His personal YouTube channel (@mehdio) has crossed 906,000 views across 114 videos - a remarkable number for niche technical content. The channel covers DuckDB tutorials, data engineering workflows, and career advice. His presentation style is what sets it apart: he moves fast, keeps it practical, and does not pretend that anything is simpler than it is.
He also founded DataCreators.Club - a podcast and community for data professionals building public audiences. It is a meta-project in the best sense: a community builder helping other community builders. He understands that the best way to grow a field is to help the people who are trying to explain it.
The Open-Source Fingerprint
Mehdi's GitHub tells you more about his thinking than any bio could. His most-starred project, pypi-duck-flow (235 stars), is an end-to-end data engineering project that analyzes Python package download data using DuckDB, MotherDuck, and Evidence - a demonstration of the modern data stack in action, built for learning, not production. It is the kind of project that teaches more than a tutorial because it is real infrastructure with real data.
His duckdb-extension-radar project (113 stars) automatically refreshes every day to catalog DuckDB extensions available on GitHub. It runs on autopilot. It is useful to the community. It took effort to build and zero effort to maintain. That is his engineering sensibility: build things that keep working after you stop thinking about them.
Across his 53 public repositories, he has accumulated 765+ stars - a number that reflects consistent quality over time, not a single viral moment.
The Nomadic Dad Thesis
There is a version of this profile that ignores the personal context entirely and just lists the professional achievements. That version misses the point. Mehdi describes himself, unprompted and in his primary bio, as a "Nomadic Dad." He has built his career while moving between cities, adapting to new communities, and raising children who are growing up across cultures.

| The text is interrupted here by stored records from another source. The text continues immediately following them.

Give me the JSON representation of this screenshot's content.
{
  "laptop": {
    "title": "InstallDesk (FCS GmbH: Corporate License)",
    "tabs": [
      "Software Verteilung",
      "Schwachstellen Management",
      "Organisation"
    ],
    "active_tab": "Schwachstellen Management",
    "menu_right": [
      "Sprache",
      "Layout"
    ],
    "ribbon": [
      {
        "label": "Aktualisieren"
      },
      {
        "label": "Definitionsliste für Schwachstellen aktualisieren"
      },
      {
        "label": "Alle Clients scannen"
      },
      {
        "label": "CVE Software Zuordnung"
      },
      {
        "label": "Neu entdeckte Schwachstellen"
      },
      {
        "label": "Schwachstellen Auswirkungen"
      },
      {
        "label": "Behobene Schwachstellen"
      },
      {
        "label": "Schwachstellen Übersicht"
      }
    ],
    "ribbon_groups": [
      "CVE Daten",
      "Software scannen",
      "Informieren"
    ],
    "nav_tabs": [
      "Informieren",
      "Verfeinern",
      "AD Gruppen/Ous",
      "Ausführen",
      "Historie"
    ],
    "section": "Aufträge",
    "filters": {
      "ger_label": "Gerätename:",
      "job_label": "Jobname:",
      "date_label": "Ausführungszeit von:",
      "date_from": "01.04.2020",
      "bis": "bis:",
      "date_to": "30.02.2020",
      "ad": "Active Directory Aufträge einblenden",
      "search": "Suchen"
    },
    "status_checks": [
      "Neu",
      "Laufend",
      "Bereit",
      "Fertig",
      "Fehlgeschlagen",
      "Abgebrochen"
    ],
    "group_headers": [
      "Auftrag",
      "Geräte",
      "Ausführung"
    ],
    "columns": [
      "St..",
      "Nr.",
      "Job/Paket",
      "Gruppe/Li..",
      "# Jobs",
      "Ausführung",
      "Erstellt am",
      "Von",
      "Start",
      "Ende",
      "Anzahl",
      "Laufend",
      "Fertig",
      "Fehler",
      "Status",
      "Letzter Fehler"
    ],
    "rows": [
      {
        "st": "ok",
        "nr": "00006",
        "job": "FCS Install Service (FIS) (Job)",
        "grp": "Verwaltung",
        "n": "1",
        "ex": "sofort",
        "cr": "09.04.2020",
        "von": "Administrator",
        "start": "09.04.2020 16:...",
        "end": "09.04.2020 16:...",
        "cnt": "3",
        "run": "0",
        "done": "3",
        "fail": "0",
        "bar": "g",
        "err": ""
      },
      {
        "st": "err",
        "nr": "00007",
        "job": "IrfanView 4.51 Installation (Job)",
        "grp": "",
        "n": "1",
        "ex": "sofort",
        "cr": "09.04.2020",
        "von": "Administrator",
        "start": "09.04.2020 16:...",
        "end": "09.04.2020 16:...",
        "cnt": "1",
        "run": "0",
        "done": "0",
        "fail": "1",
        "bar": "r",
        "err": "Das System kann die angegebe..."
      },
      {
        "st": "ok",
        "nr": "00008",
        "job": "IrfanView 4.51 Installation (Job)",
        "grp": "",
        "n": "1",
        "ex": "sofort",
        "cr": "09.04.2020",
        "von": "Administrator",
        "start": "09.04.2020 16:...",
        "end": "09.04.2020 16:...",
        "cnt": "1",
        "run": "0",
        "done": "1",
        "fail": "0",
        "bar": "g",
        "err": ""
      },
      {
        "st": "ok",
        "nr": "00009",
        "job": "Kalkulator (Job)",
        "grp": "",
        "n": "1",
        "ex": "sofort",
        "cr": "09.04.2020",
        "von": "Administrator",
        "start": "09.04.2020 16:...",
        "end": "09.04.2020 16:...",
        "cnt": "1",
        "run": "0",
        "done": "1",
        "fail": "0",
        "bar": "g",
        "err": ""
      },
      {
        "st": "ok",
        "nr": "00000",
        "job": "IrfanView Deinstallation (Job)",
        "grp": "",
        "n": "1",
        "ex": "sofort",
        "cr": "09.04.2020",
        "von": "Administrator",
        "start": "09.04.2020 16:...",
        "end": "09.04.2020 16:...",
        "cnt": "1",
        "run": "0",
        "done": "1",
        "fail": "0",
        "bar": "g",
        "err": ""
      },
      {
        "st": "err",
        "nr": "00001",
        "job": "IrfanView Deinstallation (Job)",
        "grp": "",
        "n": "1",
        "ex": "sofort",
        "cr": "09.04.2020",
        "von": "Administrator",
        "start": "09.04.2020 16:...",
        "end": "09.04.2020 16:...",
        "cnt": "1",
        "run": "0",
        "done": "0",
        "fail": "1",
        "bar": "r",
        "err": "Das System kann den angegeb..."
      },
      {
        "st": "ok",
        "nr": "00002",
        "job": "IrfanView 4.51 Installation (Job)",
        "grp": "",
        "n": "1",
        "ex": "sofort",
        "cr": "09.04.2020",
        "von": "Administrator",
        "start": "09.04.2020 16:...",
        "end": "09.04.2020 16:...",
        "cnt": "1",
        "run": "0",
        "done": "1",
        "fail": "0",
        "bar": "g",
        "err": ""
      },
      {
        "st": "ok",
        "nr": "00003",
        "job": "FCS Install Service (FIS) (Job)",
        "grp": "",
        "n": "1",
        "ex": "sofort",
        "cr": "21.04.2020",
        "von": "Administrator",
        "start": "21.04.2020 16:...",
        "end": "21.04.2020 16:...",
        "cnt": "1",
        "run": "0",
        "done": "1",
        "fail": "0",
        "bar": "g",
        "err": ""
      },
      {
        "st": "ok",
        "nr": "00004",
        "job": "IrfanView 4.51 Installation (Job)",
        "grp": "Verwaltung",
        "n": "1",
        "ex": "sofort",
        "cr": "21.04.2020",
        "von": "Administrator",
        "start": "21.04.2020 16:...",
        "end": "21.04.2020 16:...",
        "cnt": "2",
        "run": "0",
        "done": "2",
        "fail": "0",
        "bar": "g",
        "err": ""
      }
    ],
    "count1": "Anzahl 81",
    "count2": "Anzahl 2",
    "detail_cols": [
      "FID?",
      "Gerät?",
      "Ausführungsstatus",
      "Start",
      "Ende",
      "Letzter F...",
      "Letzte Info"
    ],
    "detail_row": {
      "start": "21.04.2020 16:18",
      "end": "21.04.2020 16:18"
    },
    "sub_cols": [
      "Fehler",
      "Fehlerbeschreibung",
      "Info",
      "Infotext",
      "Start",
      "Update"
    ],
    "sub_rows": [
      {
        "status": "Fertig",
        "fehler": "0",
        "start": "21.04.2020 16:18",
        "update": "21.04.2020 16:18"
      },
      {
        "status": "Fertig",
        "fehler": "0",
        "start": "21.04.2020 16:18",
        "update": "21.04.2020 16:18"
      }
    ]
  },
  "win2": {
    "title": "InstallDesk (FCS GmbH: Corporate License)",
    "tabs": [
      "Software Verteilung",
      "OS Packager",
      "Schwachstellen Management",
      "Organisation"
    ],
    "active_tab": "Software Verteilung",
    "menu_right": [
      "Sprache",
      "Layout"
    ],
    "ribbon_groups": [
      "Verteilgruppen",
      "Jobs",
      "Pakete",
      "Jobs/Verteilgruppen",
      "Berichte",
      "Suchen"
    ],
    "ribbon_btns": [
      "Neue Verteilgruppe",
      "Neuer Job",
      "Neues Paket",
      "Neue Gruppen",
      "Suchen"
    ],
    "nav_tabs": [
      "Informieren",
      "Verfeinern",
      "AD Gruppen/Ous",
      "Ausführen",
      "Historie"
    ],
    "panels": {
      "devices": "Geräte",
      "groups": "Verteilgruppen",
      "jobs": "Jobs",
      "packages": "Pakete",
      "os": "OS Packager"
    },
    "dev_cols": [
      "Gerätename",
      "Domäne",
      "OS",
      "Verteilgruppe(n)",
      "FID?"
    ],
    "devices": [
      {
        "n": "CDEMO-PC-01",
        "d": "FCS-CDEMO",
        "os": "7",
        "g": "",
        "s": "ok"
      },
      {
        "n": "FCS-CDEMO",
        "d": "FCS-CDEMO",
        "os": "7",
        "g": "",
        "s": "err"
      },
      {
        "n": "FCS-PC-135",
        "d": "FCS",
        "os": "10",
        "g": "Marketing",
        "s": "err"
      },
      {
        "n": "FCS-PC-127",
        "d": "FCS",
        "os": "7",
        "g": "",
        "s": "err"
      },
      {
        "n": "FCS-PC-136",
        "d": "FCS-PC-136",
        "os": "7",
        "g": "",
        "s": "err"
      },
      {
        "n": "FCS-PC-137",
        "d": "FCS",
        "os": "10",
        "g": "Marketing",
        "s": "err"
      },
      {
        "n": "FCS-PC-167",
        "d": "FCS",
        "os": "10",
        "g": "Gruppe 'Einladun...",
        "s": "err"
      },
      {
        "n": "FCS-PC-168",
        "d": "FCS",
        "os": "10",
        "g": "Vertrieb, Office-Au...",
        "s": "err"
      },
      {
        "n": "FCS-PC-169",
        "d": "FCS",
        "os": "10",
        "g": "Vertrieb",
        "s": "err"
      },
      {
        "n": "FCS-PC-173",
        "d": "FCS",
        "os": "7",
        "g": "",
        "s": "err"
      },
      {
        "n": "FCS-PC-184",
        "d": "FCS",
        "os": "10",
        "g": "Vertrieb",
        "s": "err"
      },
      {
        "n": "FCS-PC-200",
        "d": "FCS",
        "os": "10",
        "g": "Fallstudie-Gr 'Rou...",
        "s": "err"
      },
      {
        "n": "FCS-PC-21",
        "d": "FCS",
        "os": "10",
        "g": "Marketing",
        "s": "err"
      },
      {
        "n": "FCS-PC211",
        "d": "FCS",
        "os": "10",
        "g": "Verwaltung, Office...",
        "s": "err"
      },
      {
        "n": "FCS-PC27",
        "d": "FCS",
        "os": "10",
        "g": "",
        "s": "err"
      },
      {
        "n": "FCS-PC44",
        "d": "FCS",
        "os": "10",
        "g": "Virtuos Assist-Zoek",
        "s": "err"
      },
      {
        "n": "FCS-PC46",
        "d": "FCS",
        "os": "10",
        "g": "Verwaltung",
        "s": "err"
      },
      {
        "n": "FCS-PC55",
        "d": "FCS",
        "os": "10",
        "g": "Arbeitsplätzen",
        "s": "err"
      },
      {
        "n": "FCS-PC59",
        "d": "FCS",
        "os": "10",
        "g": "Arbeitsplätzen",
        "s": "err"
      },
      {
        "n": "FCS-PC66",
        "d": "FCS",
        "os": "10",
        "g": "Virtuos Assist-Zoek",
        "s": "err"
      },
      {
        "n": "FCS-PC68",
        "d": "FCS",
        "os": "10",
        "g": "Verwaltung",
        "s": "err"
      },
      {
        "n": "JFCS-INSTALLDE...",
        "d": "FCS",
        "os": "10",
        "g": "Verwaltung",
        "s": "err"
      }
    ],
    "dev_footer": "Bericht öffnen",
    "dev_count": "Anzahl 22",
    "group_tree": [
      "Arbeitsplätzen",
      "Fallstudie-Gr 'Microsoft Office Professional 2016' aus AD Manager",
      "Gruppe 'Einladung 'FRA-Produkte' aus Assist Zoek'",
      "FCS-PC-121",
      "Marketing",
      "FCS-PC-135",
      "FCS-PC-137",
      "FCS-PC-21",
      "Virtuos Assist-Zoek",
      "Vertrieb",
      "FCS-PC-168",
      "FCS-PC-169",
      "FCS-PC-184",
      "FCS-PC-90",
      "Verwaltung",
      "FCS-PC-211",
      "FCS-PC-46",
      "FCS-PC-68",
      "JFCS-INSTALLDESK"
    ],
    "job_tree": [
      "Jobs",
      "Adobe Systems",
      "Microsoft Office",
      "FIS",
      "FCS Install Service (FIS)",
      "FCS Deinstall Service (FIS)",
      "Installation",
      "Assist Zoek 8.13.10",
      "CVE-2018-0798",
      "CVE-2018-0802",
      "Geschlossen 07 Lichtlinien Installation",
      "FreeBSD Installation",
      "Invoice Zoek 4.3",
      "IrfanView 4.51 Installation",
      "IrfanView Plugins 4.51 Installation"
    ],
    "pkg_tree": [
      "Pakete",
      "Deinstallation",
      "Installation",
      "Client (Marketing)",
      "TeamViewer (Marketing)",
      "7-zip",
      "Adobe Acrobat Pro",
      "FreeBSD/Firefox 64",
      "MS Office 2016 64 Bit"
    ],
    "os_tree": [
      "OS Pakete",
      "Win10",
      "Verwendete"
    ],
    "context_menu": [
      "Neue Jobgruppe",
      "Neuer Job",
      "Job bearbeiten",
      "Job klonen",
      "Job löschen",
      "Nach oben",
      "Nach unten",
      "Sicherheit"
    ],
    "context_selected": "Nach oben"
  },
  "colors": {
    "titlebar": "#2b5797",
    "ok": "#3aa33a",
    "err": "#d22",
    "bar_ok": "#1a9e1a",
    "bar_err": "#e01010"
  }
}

This is not background color. It shapes everything about how he thinks. His instinct to share, to teach, to build community - these come from someone who has had to rebuild his own network repeatedly and knows that the scaffolding you build for others is the scaffolding you eventually use yourself. His career advice is not abstract because his career is not abstract. It happened to him, in specific cities, at specific companies, with specific tradeoffs.
His move from Berlin to Brussels in 2025 came with the casual announcement that has become his signature style: "Bye Berlin and Germany, Hello Brussels" - packed into a LinkedIn post that combined the personal and the professional as if there were no wall between them. For Mehdi, there isn't. That's the point.
What He's Building Next
His current side project is Subtldr - an AI-generated newsletter built on top of Reddit content. It is an experiment in automating the curation layer that newsletters typically rely on human judgment to perform. He is exploring what happens when you let language models do the distillation work, and what that means for content quality, reader trust, and editorial value. The kind of project that is interesting regardless of whether it succeeds.
His newsletter continues its march toward a larger audience. His speaking schedule remains full. His YouTube output stays consistent. And through all of it, the throughline is the same: data engineering is a career, not just a skill set, and careers need tending, explaining, and the occasional injection of humor to keep them alive.
Mehdi Ouazza is not the loudest voice in data engineering. He is one of the most useful ones - the engineer who explains things well, who shows up consistently, and who has quietly built more community than most people manage to do in a lifetime. The duck logo on his MotherDuck bio is incidental. The rest is not.